The move was lauded by safety experts who eventually want to see the technology become standard equipment on all vehicles.
"The automakers are competing on safety and that's good news for consumers," said Russ Rader, spokesman for the Insurance Institute for Highway Safety. "Automatic braking systems are becoming more affordable and they're worth every penny."
Automatic braking systems are cutting damage claims for front-into-rear crashes by about 14%, according to the institute. There's also evidence that the systems are reducing claims for injuries to vehicle occupants, the safety group said.
"Even if the crash isn't prevented, these systems are reducing the severity of the impact," Rader said.
The insurance industry research organization spends millions of dollars annually conducting crash tests and analyzing insurance claims data.
The safety options will be introduced across nearly every Toyota and Lexus vehicle sold in the U.S. by the end of 2016. The packages will sell for $300 to $500 for Toyotas and $500 to $635 for Lexus models.
"Anything that makes safety more affordable is a good thing, especially when they are proven safety systems," said Rosemary Shahan, president of Consumers for Auto Reliability and Safety.
Options like automatic braking systems are slowly making their way into the automotive fleet. Previously they have been expensive options, mostly on models offered by Mercedes-Benz, Acura and other luxury manufacturers.
But other automakers are starting to offer the features. Subaru, for example, has a similar package available for its Legacy sedan as an $1,195 option.

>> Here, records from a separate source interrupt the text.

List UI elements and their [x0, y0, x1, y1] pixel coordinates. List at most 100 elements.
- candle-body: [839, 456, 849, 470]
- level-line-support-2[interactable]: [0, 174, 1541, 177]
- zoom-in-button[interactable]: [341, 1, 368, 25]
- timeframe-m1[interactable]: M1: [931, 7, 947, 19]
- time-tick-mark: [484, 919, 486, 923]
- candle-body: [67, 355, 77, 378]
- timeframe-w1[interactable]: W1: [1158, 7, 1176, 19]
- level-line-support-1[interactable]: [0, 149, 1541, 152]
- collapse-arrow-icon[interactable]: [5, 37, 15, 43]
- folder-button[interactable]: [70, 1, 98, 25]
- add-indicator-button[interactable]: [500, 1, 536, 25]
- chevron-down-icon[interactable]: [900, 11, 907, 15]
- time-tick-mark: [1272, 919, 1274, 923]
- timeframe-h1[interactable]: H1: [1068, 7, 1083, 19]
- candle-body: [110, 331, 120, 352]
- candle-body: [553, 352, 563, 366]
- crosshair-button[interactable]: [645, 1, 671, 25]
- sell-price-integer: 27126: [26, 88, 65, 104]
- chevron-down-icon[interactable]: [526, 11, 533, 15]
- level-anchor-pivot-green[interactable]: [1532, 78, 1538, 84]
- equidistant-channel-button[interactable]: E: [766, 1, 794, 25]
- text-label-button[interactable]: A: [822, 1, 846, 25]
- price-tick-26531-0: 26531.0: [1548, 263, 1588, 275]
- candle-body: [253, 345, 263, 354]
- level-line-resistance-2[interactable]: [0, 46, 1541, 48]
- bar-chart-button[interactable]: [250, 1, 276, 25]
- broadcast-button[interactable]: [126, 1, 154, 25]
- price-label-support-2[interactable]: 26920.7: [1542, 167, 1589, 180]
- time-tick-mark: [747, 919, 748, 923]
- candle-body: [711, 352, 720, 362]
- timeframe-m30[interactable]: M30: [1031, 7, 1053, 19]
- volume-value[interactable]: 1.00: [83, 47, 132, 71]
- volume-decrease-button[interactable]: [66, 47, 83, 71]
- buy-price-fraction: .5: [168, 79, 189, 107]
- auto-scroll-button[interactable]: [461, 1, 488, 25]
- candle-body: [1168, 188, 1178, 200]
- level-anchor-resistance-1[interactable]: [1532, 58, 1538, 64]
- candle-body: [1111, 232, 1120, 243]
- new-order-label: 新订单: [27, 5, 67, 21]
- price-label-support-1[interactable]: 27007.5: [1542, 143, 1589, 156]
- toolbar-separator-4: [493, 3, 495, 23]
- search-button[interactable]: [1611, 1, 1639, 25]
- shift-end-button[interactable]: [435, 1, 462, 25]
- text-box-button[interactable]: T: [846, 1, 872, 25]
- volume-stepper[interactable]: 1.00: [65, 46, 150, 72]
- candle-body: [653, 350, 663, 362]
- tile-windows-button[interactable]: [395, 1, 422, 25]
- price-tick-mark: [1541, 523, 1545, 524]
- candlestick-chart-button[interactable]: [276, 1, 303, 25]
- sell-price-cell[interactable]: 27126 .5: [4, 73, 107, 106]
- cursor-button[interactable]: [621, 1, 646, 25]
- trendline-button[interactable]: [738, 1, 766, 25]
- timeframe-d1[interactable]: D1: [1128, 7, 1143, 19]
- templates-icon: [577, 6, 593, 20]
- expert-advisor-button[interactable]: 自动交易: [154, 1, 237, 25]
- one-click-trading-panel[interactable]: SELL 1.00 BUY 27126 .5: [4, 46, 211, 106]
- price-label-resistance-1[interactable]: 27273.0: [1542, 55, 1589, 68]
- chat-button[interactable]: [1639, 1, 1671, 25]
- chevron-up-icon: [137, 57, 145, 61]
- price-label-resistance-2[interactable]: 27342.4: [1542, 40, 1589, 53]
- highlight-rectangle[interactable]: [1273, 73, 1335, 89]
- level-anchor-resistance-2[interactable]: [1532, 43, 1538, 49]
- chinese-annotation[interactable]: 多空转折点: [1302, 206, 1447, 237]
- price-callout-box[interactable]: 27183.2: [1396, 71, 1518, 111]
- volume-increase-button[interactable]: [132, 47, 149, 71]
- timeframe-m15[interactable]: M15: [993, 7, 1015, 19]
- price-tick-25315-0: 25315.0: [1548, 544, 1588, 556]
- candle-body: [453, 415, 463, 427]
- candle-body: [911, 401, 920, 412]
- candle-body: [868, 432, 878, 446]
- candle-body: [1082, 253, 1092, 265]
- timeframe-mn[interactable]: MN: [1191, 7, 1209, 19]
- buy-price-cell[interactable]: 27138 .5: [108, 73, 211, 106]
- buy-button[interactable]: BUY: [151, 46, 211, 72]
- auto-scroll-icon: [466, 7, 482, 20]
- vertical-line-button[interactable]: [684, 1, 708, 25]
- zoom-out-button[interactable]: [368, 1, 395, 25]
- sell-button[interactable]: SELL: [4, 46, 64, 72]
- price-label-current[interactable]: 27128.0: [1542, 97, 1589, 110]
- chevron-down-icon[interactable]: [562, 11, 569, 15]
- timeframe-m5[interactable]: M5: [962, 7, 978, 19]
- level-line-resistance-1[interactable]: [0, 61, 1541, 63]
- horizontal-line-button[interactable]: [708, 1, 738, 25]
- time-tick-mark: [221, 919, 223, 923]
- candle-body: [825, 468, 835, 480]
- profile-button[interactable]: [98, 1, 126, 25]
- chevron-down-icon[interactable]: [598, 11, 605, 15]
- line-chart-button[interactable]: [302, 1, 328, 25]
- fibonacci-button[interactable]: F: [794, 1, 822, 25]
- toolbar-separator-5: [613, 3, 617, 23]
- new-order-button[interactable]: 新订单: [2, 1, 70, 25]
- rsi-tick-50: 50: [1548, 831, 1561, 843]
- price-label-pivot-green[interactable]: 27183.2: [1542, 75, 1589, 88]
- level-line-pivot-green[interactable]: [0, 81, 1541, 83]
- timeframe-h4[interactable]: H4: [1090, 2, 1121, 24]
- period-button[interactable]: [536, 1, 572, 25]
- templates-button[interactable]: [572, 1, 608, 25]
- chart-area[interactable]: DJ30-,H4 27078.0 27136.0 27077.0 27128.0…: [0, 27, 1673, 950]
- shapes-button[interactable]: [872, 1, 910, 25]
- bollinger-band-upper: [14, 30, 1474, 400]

With these packages, Toyota, which accounted for more than 14% of the nation's auto market with 2.4 million vehicles sold in the U.S. last year, will now make automatic braking "more accessible to buyers of mainstream family cars," Rader said.
"Pushing these systems across our lineup, as quickly as possible, can help protect people," said Jim Lentz, president and chief executive of Toyota Motor North America. "More importantly it will help prevent some crashes from ever happening in the first place."
The packages will be sold as "Toyota Safety Sense" and "Lexus Safety System+" respectively.
The Toyota system will initially be available on the RAV4 crossover and Avalon large sedan and three additional models to be announced later this year. The Lexus package will come out on the RX crossover and four additional models.
"We believe that the ultimate desire of a society that values mobility should be the eventual elimination of traffic fatalities and injuries," said Bob Carter, senior vice president – automotive operations at Toyota Motor Sales, U.S.A. Inc. "Studies indicate that advanced active safety technologies can have a profound effect on automotive safety."
The robotic braking technology is such an important feature for traffic safety that Insurance Institute is now requiring that vehicles have it at least as an option in order to qualify for the highest IIHS safety ranking of "Top Safety Pick+."
Toyota's system uses a camera and laser radar to detect objects ahead of the vehicle. When the system determines there's a possibility of collision, it uses audio and visual alerts to ask the driver to brake, and also provides additional braking force to help the driver slow or stop the car.
If the driver fails to brake, the system automatically steps in and slows the car to prevent or mitigate the collision. The operational range covers speeds at which at least 80% of rear-end collisions occur – a range of roughly 7 to 50 mph.
The lane departure alert technology uses a camera to detect visible white and yellow lane markings. When the system detects that the vehicle is starting to deviate from the lane, it alerts the driver.
The package also makes automatic adjustments to the headlights by using a camera to detect the headlights of oncoming vehicles and the taillights of vehicles ahead. It then automatically switches between high beams and low beams to provide the most light but not interfere with oncoming traffic.
An upgraded package combines a camera and millimeter-wave radar for improved performance and reliability, Toyota said. When in cruise control mode, it also can adjust the vehicle's speed to help maintain a pre-set distance between vehicles. The package also can detect pedestrians.